Umbrella organizations representing technology and software companies in India and the UK have called on UK Prime Minister Theresa May and India’s Prime Minister Narendra Modi to set up a joint tech hub in India inspired by the “pioneering model” of a hub set up by the British Embassy in Israel.
“The relationship between the UK and Indian ICT sectors has seen a step change in recent years and our shared goal of being global centres for innovation make the UK and India natural partners in technology,” Julian David, CEO of techUK, and Rentala Chandrashekhar, the president of NASSCOM, said in a joint letter to May and Modi on November 4, ahead of her visit to India.
“Our Governments’ commitment to emerging sectors such as FinTech, cyber security, the Internet of Things (IoT) and smart cities provides fertile ground for new joint initiatives between UK and Indian businesses. As such, techUK and NASSCOM encourage the UK Government to consider establishing a tech hub in India following the pioneering model of the British Embassy in Israel.”
techUK represents more than 900 member companies that collectively employ approximately 700,000 members, about half of all tech jobs in the UK. The companies range from FTSE 100 firms to startups. NASSCOM is a nonprofit trade association of Indian IT companies with over 2,000 members, including 250 international firms.

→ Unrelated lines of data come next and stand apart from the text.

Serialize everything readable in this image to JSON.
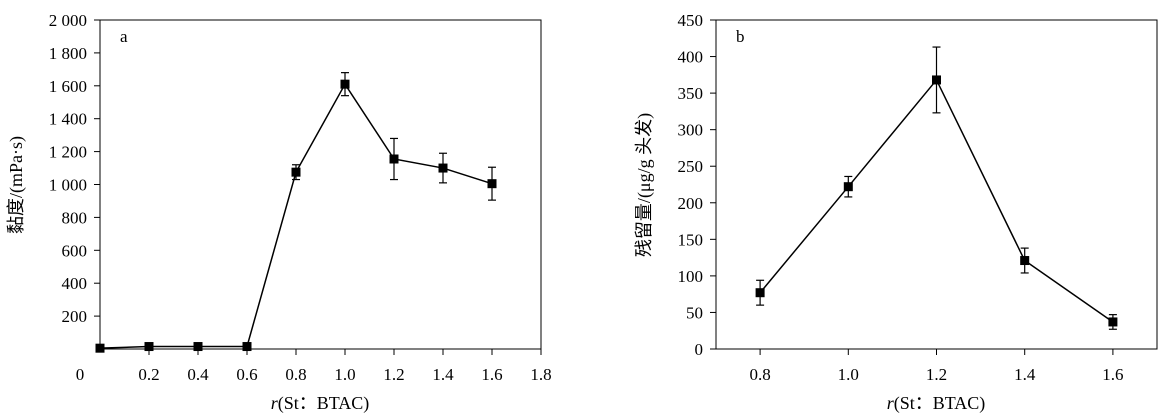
{
  "chart_data": [
    {
      "type": "line",
      "panel_label": "a",
      "xlabel_italic": "r",
      "xlabel_rest": "(St：BTAC)",
      "ylabel": "黏度/(mPa·s)",
      "xlim": [
        0,
        1.8
      ],
      "ylim": [
        0,
        2000
      ],
      "x_ticks": [
        0.2,
        0.4,
        0.6,
        0.8,
        1.0,
        1.2,
        1.4,
        1.6,
        1.8
      ],
      "x_tick_labels": [
        "0.2",
        "0.4",
        "0.6",
        "0.8",
        "1.0",
        "1.2",
        "1.4",
        "1.6",
        "1.8"
      ],
      "x_origin_label": "0",
      "y_ticks": [
        200,
        400,
        600,
        800,
        1000,
        1200,
        1400,
        1600,
        1800,
        2000
      ],
      "y_tick_labels": [
        "200",
        "400",
        "600",
        "800",
        "1 000",
        "1 200",
        "1 400",
        "1 600",
        "1 800",
        "2 000"
      ],
      "series": [
        {
          "x": [
            0,
            0.2,
            0.4,
            0.6,
            0.8,
            1.0,
            1.2,
            1.4,
            1.6
          ],
          "values": [
            5,
            15,
            15,
            15,
            1075,
            1610,
            1155,
            1100,
            1005
          ],
          "errors": [
            0,
            0,
            0,
            0,
            45,
            70,
            125,
            90,
            100
          ]
        }
      ]
    },
    {
      "type": "line",
      "panel_label": "b",
      "xlabel_italic": "r",
      "xlabel_rest": "(St：BTAC)",
      "ylabel": "残留量/(μg/g 头发)",
      "xlim": [
        0.7,
        1.7
      ],
      "ylim": [
        0,
        450
      ],
      "x_ticks": [
        0.8,
        1.0,
        1.2,
        1.4,
        1.6
      ],
      "x_tick_labels": [
        "0.8",
        "1.0",
        "1.2",
        "1.4",
        "1.6"
      ],
      "y_ticks": [
        0,
        50,
        100,
        150,
        200,
        250,
        300,
        350,
        400,
        450
      ],
      "y_tick_labels": [
        "0",
        "50",
        "100",
        "150",
        "200",
        "250",
        "300",
        "350",
        "400",
        "450"
      ],
      "series": [
        {
          "x": [
            0.8,
            1.0,
            1.2,
            1.4,
            1.6
          ],
          "values": [
            77,
            222,
            368,
            121,
            37
          ],
          "errors": [
            17,
            14,
            45,
            17,
            10
          ]
        }
      ]
    }
  ]
}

The UK Israel Tech Hub at the British Embassy in Tel Aviv aims to promote economic growth in both countries by partnering British companies with Israeli innovation. The goal is to create partnerships in which British companies help Israeli startups and technologies go global, and Israeli innovation gives British companies a global competitive edge. The hub is the first initiative of this kind at an embassy, and operates from the embassy’s Tel Aviv premises with representatives in London. Established in 2011 as an initiative of the governments of both countries, the hub has already helped facilitate over 80 UK-Israel partnerships in technology, worth over 60 million pounds.
“We are thrilled they recognized our model as a benchmark they would like to have in India,” said Naomi Krieger Carmy, the director of the UK Israel Tech Hub at the British Embassy in a phone interview. “We are now involved in conversations within the government looking at how our model can be replicated with other countries.”

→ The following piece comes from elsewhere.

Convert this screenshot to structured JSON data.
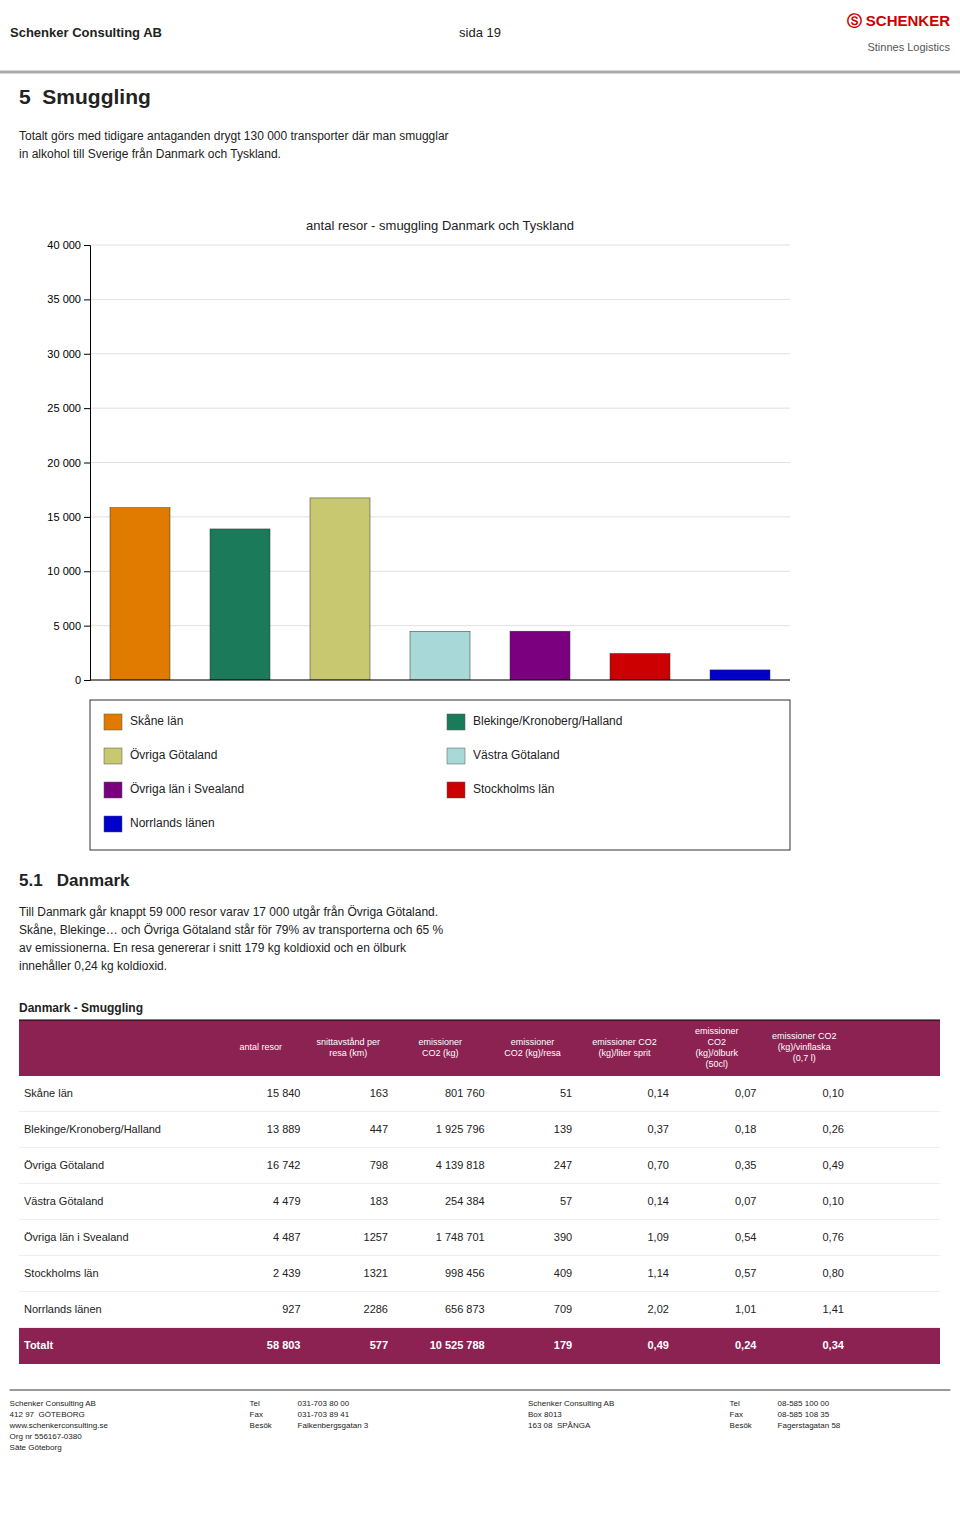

The idea of the UK Israel Hub is to help UK corporations solve tech challenges through contact with Israeli startups. In turn, this helps put the UK on the map for Israeli companies, highlighting opportunities in the country regarding Fintech, digital and other technologies. The connections are made via delegations, workshops and one-on-one meetings that “aim to build bridges,” said Krieger Carmy.

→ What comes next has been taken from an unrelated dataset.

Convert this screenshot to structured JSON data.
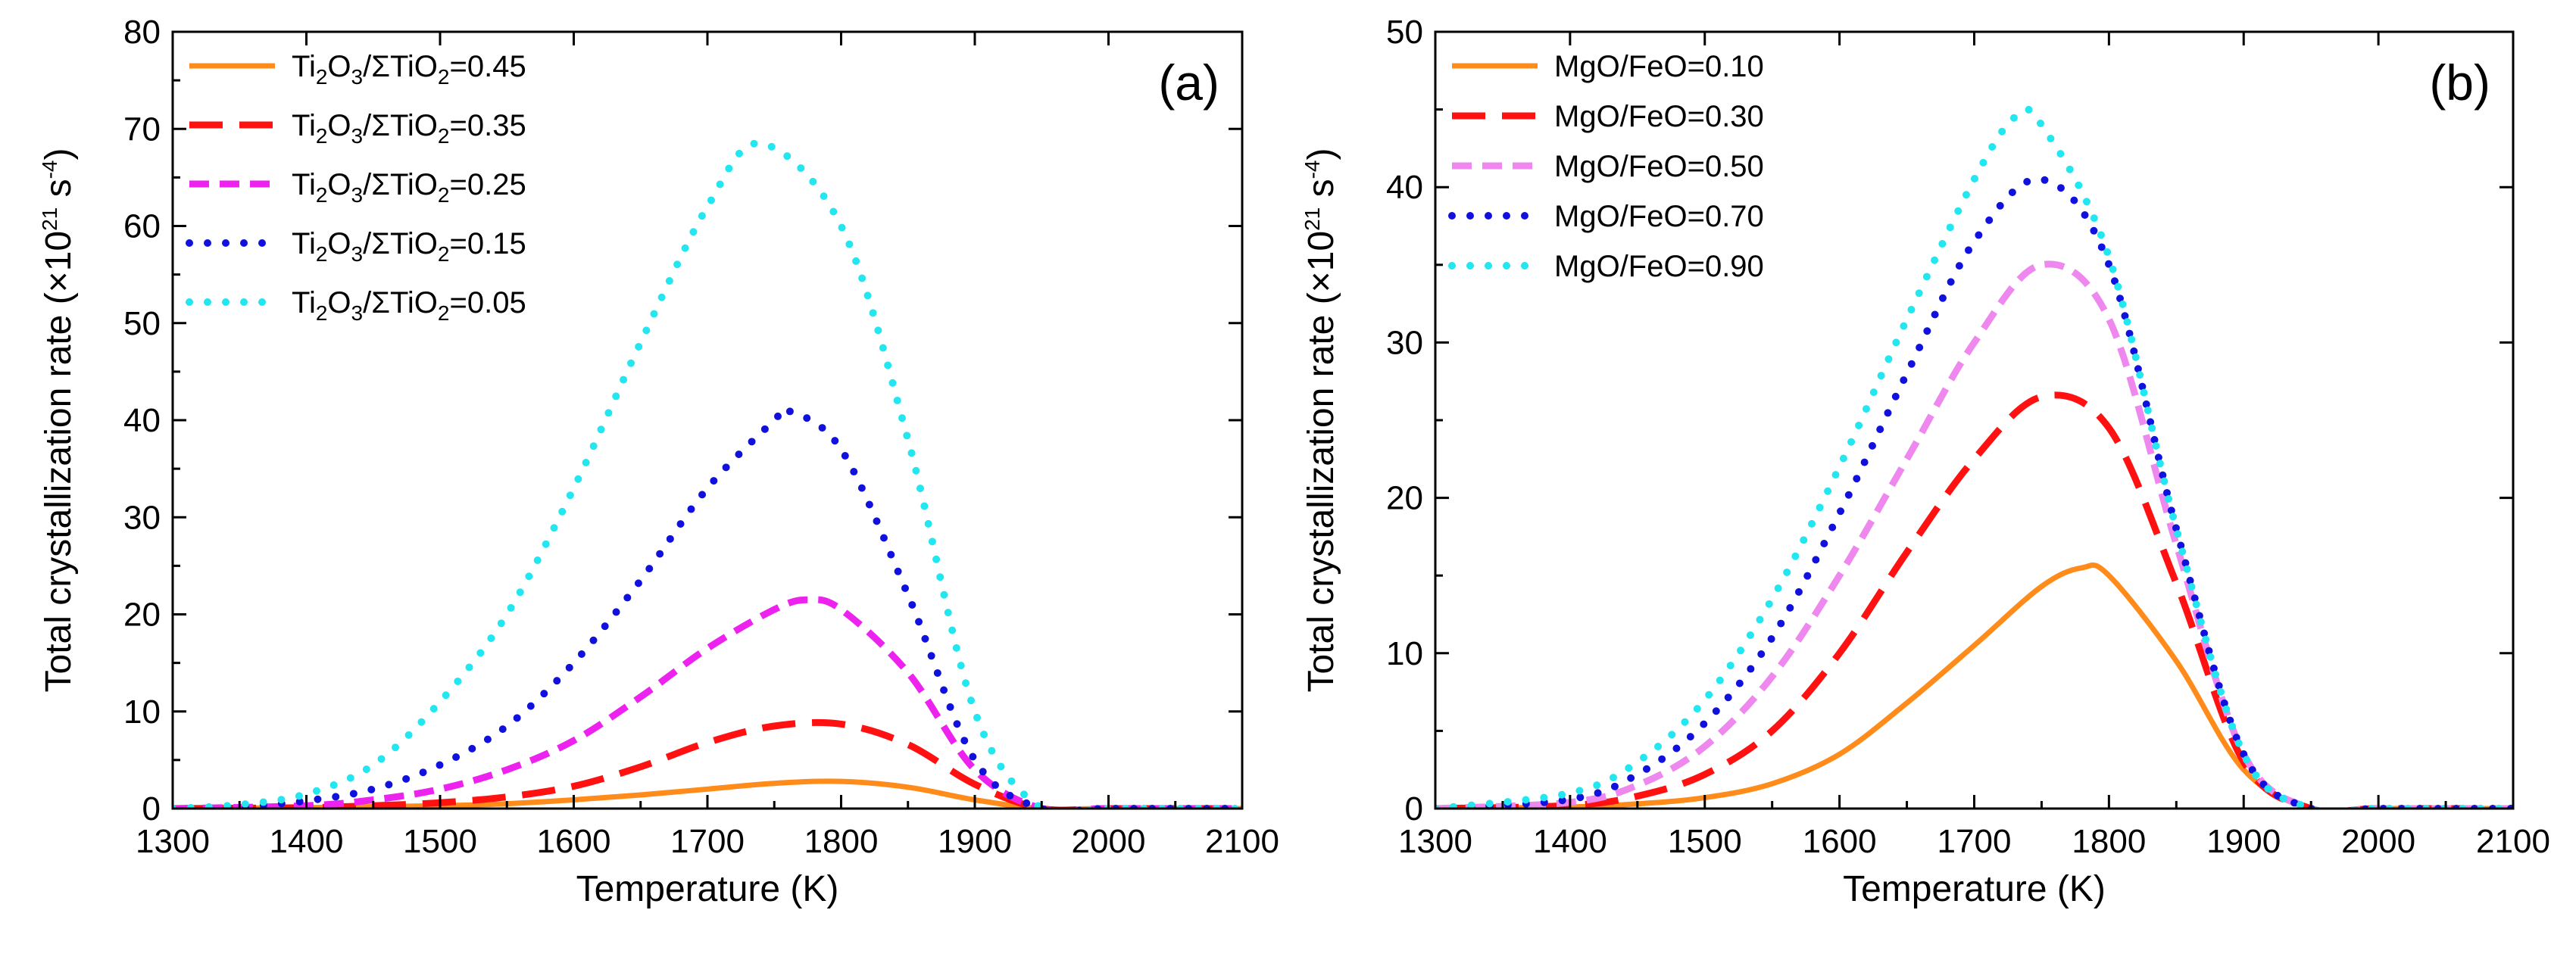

The hub also operates on a government level, to help facilitate the business contacts but also find synergies in which the governments can collaborate with technologies, like in the cybersecurity field, online digital technologies and education, Krieger Carmy said.
Last week Israeli cybersecurity startup BioCatch said that UK’s NatWest, part of the RBS Group, has successfully tried its technology with clients. RBS had no previous engagement with Israel, but over the past four to five years the banking group became exposed to Israeli technologies via the hub’s work, Krieger Carmy said. In another example of successful matching, the hub connected British pharma giant GlaxoSmithKline with the Technion – Israel Institute of Technology to cooperate on drug research, she said.
The commercial departments at embassies work mostly at promoting trade ties and investments between countries, both of which are very important for the economies of nations, Krieger Carmy said. But, “in the 21st century we need to be looking at collaborations between the innovative drivers” in order to “to create a win win situation” for both sides, leveraging entrepreneurs and technology to promote growth and jobs. These are issues the UK Israel Tech Hub deals with and what makes it so unique, Krieger Carmy said.
The UK embassy in Estonia has set up a similar hub, modeled on the Israeli one, Krieger Carmy said, forecasting “many more” will be launched going forward.
Brexit’s silver lining for Israel
Krieger Carmy said at the moment she does not see the British vote to leave the European Union having a “huge impact” on business.
“There is uncertainty and attention to the matter at both the political and governmental level,” she said. But at a business level the UK is not seeing major change, she said. Things will be “more challenging if Brexit will mean visas and new taxation,” she said. “But the underlying drivers in the UK economy stay the same. Uncertainty is not good, but we hope to get clear answers soon.”
Brexit could also hold a silver lining for Israel, as bilateral relationships outside Europe become more important, she said. “We could see renewed interest in Israel, perhaps.”